For the next few weeks I started to reconcile things in my mind, and finally concluded that it was revenge and hate that had killed Julie and the 167 others. Tim McVeigh and Terry Nichols had been against the US government for what happened in Waco, Texas, in 1993, and seeing what they’d done with their vengeance, I knew I had to send mine in a different direction. Shortly afterwards I started speaking out against the death penalty.

I also remembered that shortly after the bombing I’d seen a news report on Tim McVeigh’s father, Bill. He was shown stooping over a flowerbed, and when he stood up I could see that he’d been physically bent over in pain. I recognized it because I was feeling that pain, too.

In December 1998, after Tim McVeigh had been sentenced to death, I had a chance to meet Bill McVeigh at his home near Buffalo. I wanted to show him that I did not blame him. His youngest daughter, Jennifer, also wanted to meet me, and after Bill had showed me his garden, the three of us sat around the kitchen table. Up on the wall were family snapshots, including Tim’s graduation picture. They noticed that I kept looking up at it, so I felt compelled to say something. ‘God, what a good-looking kid,’ I said.
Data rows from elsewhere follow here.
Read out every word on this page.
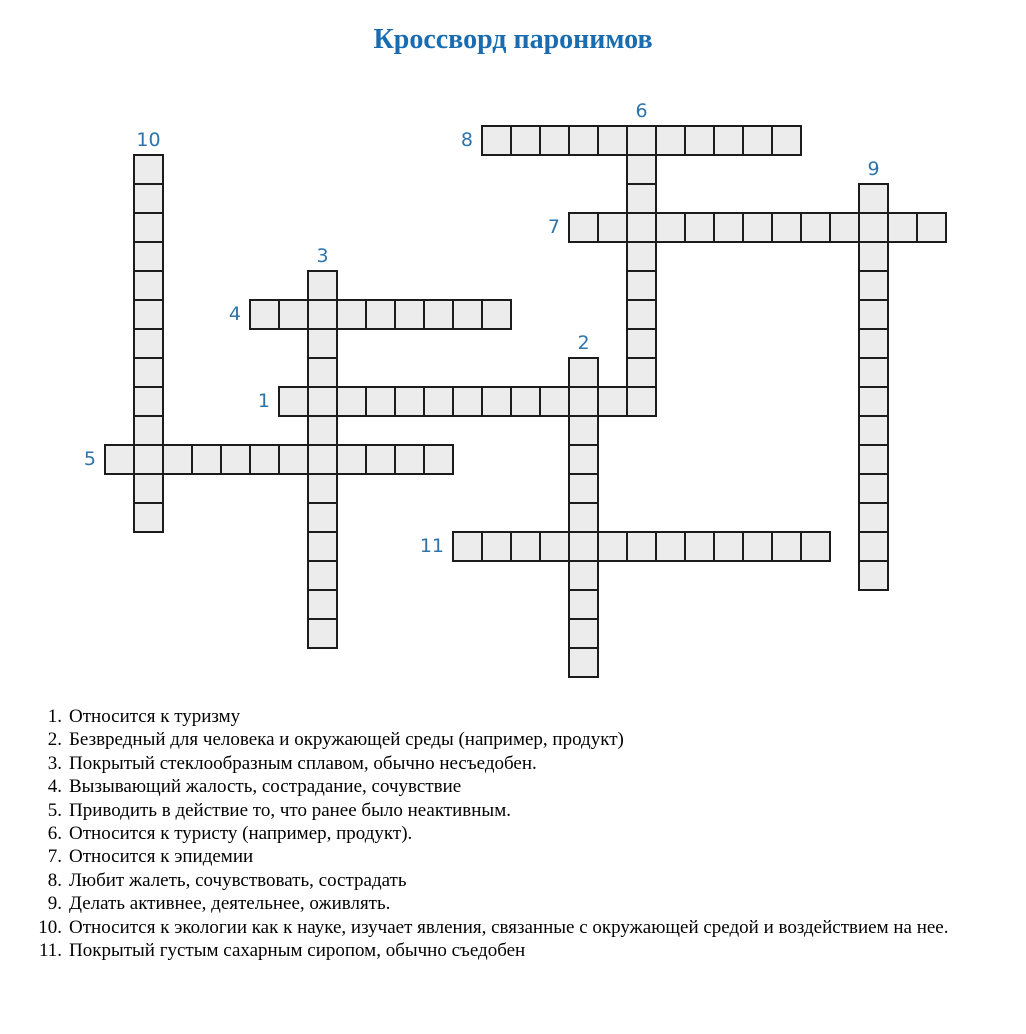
Кроссворд паронимов
8
6
10
9
7
3
4
2
1
5
11
1. Относится к туризму
2. Безвредный для человека и окружающей среды (например, продукт)
3. Покрытый стеклообразным сплавом, обычно несъедобен.
4. Вызывающий жалость, сострадание, сочувствие
5. Приводить в действие то, что ранее было неактивным.
6. Относится к туристу (например, продукт).
7. Относится к эпидемии
8. Любит жалеть, сочувствовать, сострадать
9. Делать активнее, деятельнее, оживлять.
10. Относится к экологии как к науке, изучает явления, связанные с окружающей средой и воздействием на нее.
11. Покрытый густым сахарным сиропом, обычно съедобен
Earlier, when we’d been in the garden, Bill had asked me, ‘Bud, are you able to cry?’ I’d told him, ‘I don’t usually have a problem crying.’ His reply was, ‘I can’t cry, even though I’ve got a lot to cry about.’ But now, sitting at the kitchen table, looking at Tim’s photo, a big tear rolled down his face. It was the love of a father for a son.

When I got ready to leave, I shook Bill’s hand, then extended it to Jennifer, but she just grabbed me and threw her arms around me. She was the same sort of age as Julie but felt so much taller. I don’t know which one of us started crying first. Then I held her face in my hands and said, ‘Look, honey, the three of us are in this for the rest of our lives. I don’t want your brother to die and I’ll do everything I can to prevent it.’ As I walked away from the house, I realized that until that moment I had walked alone, but now a tremendous weight had lifted from my shoulders. I had found someone who was a bigger victim of the Oklahoma bombing than I was, because while I can speak in front of thousands of people and say wonderful things about Julie, if Bill McVeigh meets a stranger he probably doesn’t even say he had a son.

About a year before the execution I found it in my heart to forgive Tim McVeigh. It was a release for me rather than for him.

Six months after the bombing a poll taken in Oklahoma City of victims’ families and survivors showed that 85 per cent wanted the death penalty for Tim McVeigh. Six years later that figure had dropped to nearly half, and now most of those who supported his execution have come to believe it was a mistake. In other words, they didn’t feel any better after Tim McVeigh was taken from his cell and killed.